October 9, 2013

A Visit to My Boyhood Home in Ithaca, NY: Did My (and Others') Parkinson's Begin Here?

This photo was taken last week in Ithaca, NY, enroute to the World Parkinson Congress in Montreal. I'm standing in front of the half of the house my dad rented. From age 7 to 26, I lived here.  

I wanted to stop in Ithaca to get together with my terrific brother, who still lives in the area. So do his equally terrific son and daughter-in-law. It was great having dinner with them at the BoatYard Grill on Cayuga Lake. 

But this summer, I learned of a surprising connection between my Parkinson's and the house, shown here in full:

My family rented the right half, 215 Prospect St. The Slatterly family owned the house and lived in the other half, at 217. They had a son Joe. He was my age and we were good friends.

We remained in contact through occasional notes on Christmas cards. Three years ago, when he wrote that he, too, had Parkinson's disease, I thought, "What a strange coincidence."

I didn't give that coincidence more thought until this summer. While in Zurich, Switzerland -- my father's birthplace -- I thought a lot about my father. As I wrote about his early life for this blog, I recalled his Ithaca employer -- the Morse Chain Company. I Googled it to get some additional background.

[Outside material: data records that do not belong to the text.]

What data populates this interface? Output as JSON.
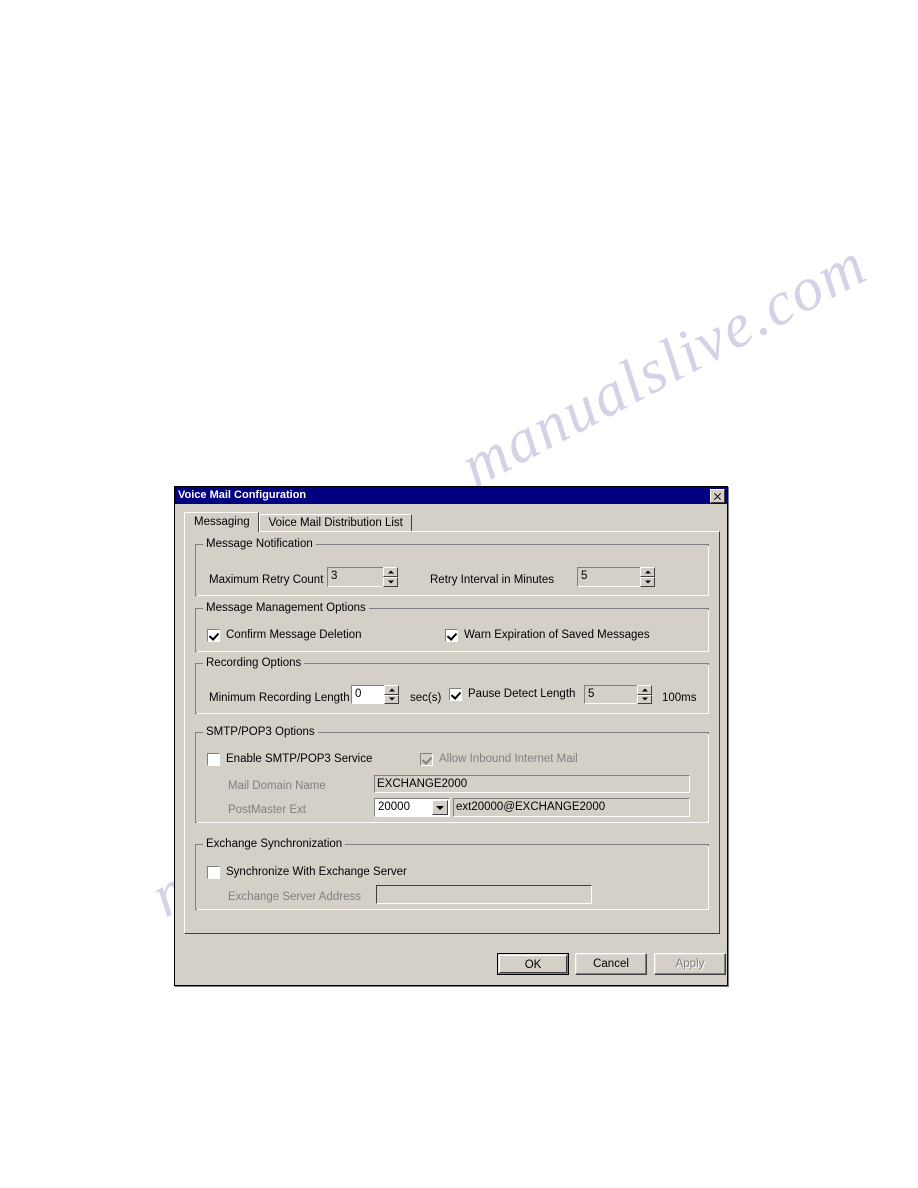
{
  "page": {
    "watermark_top": "manualslive.com",
    "watermark_bottom": "manualslive.com"
  },
  "dialog": {
    "title": "Voice Mail Configuration",
    "close_icon": "×",
    "tabs": [
      {
        "label": "Messaging",
        "active": true
      },
      {
        "label": "Voice Mail Distribution List",
        "active": false
      }
    ],
    "groups": {
      "message_notification": {
        "title": "Message Notification",
        "max_retry_label": "Maximum Retry Count",
        "max_retry_value": "3",
        "retry_interval_label": "Retry Interval in Minutes",
        "retry_interval_value": "5"
      },
      "message_management": {
        "title": "Message Management Options",
        "confirm_deletion_label": "Confirm Message Deletion",
        "confirm_deletion_checked": true,
        "warn_expiration_label": "Warn Expiration of Saved Messages",
        "warn_expiration_checked": true
      },
      "recording_options": {
        "title": "Recording Options",
        "min_recording_label": "Minimum Recording Length",
        "min_recording_value": "0",
        "secs_unit": "sec(s)",
        "pause_detect_label": "Pause Detect Length",
        "pause_detect_checked": true,
        "pause_detect_value": "5",
        "pause_unit": "100ms"
      },
      "smtp_pop3": {
        "title": "SMTP/POP3 Options",
        "enable_service_label": "Enable SMTP/POP3 Service",
        "enable_service_checked": false,
        "allow_inbound_label": "Allow Inbound Internet Mail",
        "allow_inbound_checked": true,
        "mail_domain_label": "Mail Domain Name",
        "mail_domain_value": "EXCHANGE2000",
        "postmaster_label": "PostMaster Ext",
        "postmaster_value": "20000",
        "postmaster_email": "ext20000@EXCHANGE2000"
      },
      "exchange_sync": {
        "title": "Exchange Synchronization",
        "sync_label": "Synchronize With Exchange Server",
        "sync_checked": false,
        "server_address_label": "Exchange Server Address",
        "server_address_value": ""
      }
    },
    "buttons": {
      "ok": "OK",
      "cancel": "Cancel",
      "apply": "Apply"
    }
  }
}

WOW! The initial hits linked to stories about toxic waste contamination from Morse Chain. Here's a quote from one of the reports:
Trichloroethylene, or TCE, was used by the Morse Chain factory, which occupied the facility now known as the former Emerson Power Transmission plant. Use of the chemical ended in the late 1970s, but it remains at the site and downhill from it, in the soil and rock beneath the South Hill neighborhood.
Prospect Street -- where Joe Slatterly and I lived -- is on South Hill.

As I reported earlier, I researched the contaminant TCE and found a recent study that concluded those exposed to TCE are six times more likely to develop Parkinson's disease.

That Joe and I both ended up with PD no longer strikes me as "a strange coincidence."

Recent Developments
When I returned from the World Parkinson Congress on Sunday, I called Joe Slatterly . . . and got his widow. My childhood friend died last year of Parkinson's-related causes.

Yesterday, I tried to locate another playmate from those early years on South Hill. He lived around the corner on Hudson Street. I called . . . and ended up talking with HIS widow. He had died a few years ago of ALS. I Googled "TCE and ALS" and found several studies about possible links, but results were inconclusive.